El balón inteligente del Mundial 2026: así funciona la tecnología de Trionda que anuló un gol en el último minuto
La jugada desató un intenso debate entre aficionados y jugadores, pero la decisión arbitral estuvo respaldada por una de las innovaciones más avanzadas implementadas en el fútbol moderno.
La tecnología volvió a convertirse en protagonista de la Copa Mundial de la FIFA 2026. En el dramático duelo entre Portugal y Croacia, un gol que habría significado el empate en los últimos instantes del partido fue anulado gracias al sistema integrado en el balón oficial Trionda, capaz de detectar contactos imperceptibles para el ojo humano.
Un balón con sensores de alta precisión
El balón oficial Adidas Trionda incorpora la tecnología Connected Ball, un sistema que integra un sensor de movimiento ubicado en el interior de la pelota.

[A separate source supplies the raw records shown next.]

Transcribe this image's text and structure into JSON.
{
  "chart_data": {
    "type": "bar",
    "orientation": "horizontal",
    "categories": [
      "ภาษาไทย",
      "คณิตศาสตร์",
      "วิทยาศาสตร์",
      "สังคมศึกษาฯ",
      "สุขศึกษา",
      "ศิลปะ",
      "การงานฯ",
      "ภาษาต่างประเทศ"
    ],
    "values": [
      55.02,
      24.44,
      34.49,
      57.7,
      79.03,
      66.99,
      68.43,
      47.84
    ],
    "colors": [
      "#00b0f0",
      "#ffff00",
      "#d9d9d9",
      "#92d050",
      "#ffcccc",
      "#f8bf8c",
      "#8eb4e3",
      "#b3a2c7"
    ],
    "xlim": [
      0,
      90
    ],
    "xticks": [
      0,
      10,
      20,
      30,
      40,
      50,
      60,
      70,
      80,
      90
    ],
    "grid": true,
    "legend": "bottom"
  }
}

Este dispositivo registra cada contacto con una frecuencia de hasta 500 veces por segundo, enviando la información en tiempo real al sistema de asistencia arbitral (VAR). Gracias a ello, es posible identificar toques mínimos que muchas veces no pueden apreciarse en las repeticiones televisivas.
La jugada que cambió el partido
En el encuentro entre Portugal y Croacia, disputado por los dieciseisavos de final del Mundial, Croacia consiguió marcar el empate en los últimos segundos del compromiso.
Sin embargo, antes del gol existió un ligero roce de cabeza del delantero croata Igor Matanović. Ese contacto fue detectado por el sensor del balón, permitiendo al sistema semiautomático determinar que existía una posición adelantada en la jugada.
Tras revisar la información proporcionada por el VAR y el balón inteligente, el árbitro anuló el tanto, sellando la clasificación de Portugal y la eliminación de Croacia.
¿Cómo funciona el sistema Connected Ball?
La tecnología instalada en Trionda combina diferentes herramientas para ofrecer decisiones más precisas:
- Sensor de movimiento de alta frecuencia dentro del balón.
- Envío instantáneo de datos al sistema VAR.
- Integración con el fuera de juego semiautomático.
- Detección de contactos mínimos imposibles de apreciar a simple vista.
La combinación de estas tecnologías permite reducir el margen de error en decisiones clave durante los partidos.
También necesita recargarse
A diferencia de los balones tradicionales, Trionda incorpora una batería interna que alimenta todos sus sensores.
El sistema ofrece una autonomía aproximada de seis horas y puede recargarse de forma similar a un teléfono móvil entre partidos, sin afectar el peso, equilibrio ni comportamiento del balón durante el juego.
Una tecnología que divide opiniones
Aunque la FIFA defendió el uso del sistema asegurando que proporciona información objetiva para apoyar las decisiones arbitrales, la polémica no tardó en aparecer.
Varios futbolistas croatas, entre ellos Luka Modrić, cuestionaron la decisión al considerar que el contacto previo era prácticamente imperceptible en las imágenes disponibles. No obstante, el organismo explicó que precisamente esa es la función del balón inteligente: detectar acciones que escapan a la visión humana y aportar mayor precisión al arbitraje.
Con este episodio, Trionda volvió a demostrar que la tecnología ya forma parte del fútbol moderno y que, en partidos de máxima exigencia, un sensor del tamaño de una moneda puede terminar definiendo el destino de una selección en una Copa del Mundo.